J1 Architecture Explained
J1 is implemented using the verl framework. The models are trained on a dataset of 22K synthetic preference pairs, including both WildChat and MATH prompts. The training process involves generating multiple “rollouts” per prompt and optimizing the model using the GRPO algorithm. Here hyperparameters such as learning rate and KL coefficient which are required to achieve optimal performance are carefully tuned. The models are then evaluated on a range of benchmarks, demonstrating strong performance compared to state-of-the-art methods.
Architecture of Pairwise-J1 and Pointwise-J1
The J1 framework explores several LLM-as-a-Judge architectures.
Pairwise LLM-as-a-Judge with Verdict (PaV):
This primary architecture takes a user question and a response pair as input and generates thought tokens and a final verdict indicating the preferred response.
Pairwise LLM-as-a-Judge with Scores (PaS):
This variant generates real-valued scores for each response, and the response with the higher score is selected as the verdict.
Pairwise LLM-as-a-Judge with Scores & Verdict (PaVS):
This architecture combines both scores and a final verdict generation.
Pointwise LLM-as-a-Judge (PoS):
This architecture takes a user question and a single response as input and outputs a score reflecting the response quality. Pointwise judges are inherently consistent and are trained via distant supervision from pairwise data.
Experimental Evaluation
J1 models are evaluated on five pairwise judgment benchmarks: PPE, RewardBench, JudgeBench, RM-Bench, and FollowBenchEval. These benchmarks cover both verifiable and non-verifiable tasks and include multilingual instructions and responses from various LLMs. Baselines for comparison include zero-shot LLMs, scalar reward models, generative reward models, and general Reasoning/Thinking-LLMs.

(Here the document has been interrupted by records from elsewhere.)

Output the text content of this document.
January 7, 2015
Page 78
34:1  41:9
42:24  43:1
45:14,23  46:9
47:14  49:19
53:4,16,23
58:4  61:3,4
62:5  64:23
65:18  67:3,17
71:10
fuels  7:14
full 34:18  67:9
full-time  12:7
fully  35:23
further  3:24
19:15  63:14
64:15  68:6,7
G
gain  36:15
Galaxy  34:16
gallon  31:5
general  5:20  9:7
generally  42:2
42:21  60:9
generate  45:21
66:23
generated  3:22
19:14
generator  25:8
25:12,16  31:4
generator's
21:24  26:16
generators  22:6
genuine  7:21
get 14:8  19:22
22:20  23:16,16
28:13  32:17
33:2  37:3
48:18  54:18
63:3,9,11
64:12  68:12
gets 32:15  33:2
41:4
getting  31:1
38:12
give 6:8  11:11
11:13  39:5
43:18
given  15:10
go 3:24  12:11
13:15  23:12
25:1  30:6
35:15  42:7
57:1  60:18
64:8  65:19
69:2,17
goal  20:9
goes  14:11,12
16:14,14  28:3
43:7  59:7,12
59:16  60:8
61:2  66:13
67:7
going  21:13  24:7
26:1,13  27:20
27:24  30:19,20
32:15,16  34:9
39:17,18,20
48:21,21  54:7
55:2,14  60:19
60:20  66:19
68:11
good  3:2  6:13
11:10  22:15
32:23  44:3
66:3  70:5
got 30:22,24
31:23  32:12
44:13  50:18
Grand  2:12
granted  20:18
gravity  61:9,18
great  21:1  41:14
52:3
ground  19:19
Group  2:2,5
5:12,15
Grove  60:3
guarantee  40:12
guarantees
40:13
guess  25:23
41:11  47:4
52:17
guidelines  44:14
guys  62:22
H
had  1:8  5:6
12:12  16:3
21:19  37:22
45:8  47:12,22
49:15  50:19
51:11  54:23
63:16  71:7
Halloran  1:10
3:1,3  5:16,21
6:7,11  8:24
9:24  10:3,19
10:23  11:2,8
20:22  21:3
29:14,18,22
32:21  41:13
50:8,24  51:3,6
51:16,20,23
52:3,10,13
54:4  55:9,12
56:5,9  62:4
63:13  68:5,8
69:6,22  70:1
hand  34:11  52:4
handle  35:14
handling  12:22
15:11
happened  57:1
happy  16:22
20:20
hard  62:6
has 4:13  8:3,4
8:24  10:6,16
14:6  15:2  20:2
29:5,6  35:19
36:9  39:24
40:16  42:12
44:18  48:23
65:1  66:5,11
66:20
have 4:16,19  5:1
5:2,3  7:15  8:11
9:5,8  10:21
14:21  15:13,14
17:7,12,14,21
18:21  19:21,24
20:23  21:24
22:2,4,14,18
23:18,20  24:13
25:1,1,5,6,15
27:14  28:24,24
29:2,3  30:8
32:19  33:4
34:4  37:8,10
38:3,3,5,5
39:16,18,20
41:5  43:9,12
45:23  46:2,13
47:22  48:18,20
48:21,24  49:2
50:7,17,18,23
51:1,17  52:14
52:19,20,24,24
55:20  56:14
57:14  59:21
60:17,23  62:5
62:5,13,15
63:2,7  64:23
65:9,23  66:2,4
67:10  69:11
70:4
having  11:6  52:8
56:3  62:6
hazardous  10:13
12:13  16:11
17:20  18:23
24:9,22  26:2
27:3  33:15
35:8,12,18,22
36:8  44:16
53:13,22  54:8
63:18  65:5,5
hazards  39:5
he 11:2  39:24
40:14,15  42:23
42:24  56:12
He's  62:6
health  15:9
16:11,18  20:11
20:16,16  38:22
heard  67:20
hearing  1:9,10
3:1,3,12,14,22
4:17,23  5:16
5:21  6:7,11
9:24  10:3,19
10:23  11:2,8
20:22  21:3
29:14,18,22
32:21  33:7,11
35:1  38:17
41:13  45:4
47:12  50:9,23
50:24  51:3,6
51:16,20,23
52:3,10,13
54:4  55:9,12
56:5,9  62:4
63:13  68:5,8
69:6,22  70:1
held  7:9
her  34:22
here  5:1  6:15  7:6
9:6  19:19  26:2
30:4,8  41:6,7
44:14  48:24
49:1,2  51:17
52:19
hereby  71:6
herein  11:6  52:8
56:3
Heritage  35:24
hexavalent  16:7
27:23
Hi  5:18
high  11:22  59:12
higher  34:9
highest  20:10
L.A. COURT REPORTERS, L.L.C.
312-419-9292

Results on five reward modeling benchmark
Use Cases for J1
J1 has many uses in the creation and assessment of LLMs. By offering more complex rewards, it can enhance training and improve alignment with desired behaviours. It can also be a very effective evaluation tool, providing a more thorough review of LLM performance than conventional measures. It is especially useful in real-world applications where subjective attributes like helpfulness and safety are crucial because of its capacity to precisely assess non-verifiable jobs.
Final Thoughts
J1 marks a major breakthrough in the creation of LLM-as-a-Judge models. In assessing both verifiable and non-verifiable LLM outputs, It achieves state-of-the-art performance by utilising reinforcement learning and concentrating on verifiable incentives. The study also offers insightful information about how to minimise judgement bias and improve training methods. It paves the way for more effective LLM evaluation and improved alignment, ultimately contributing to the progress of AI.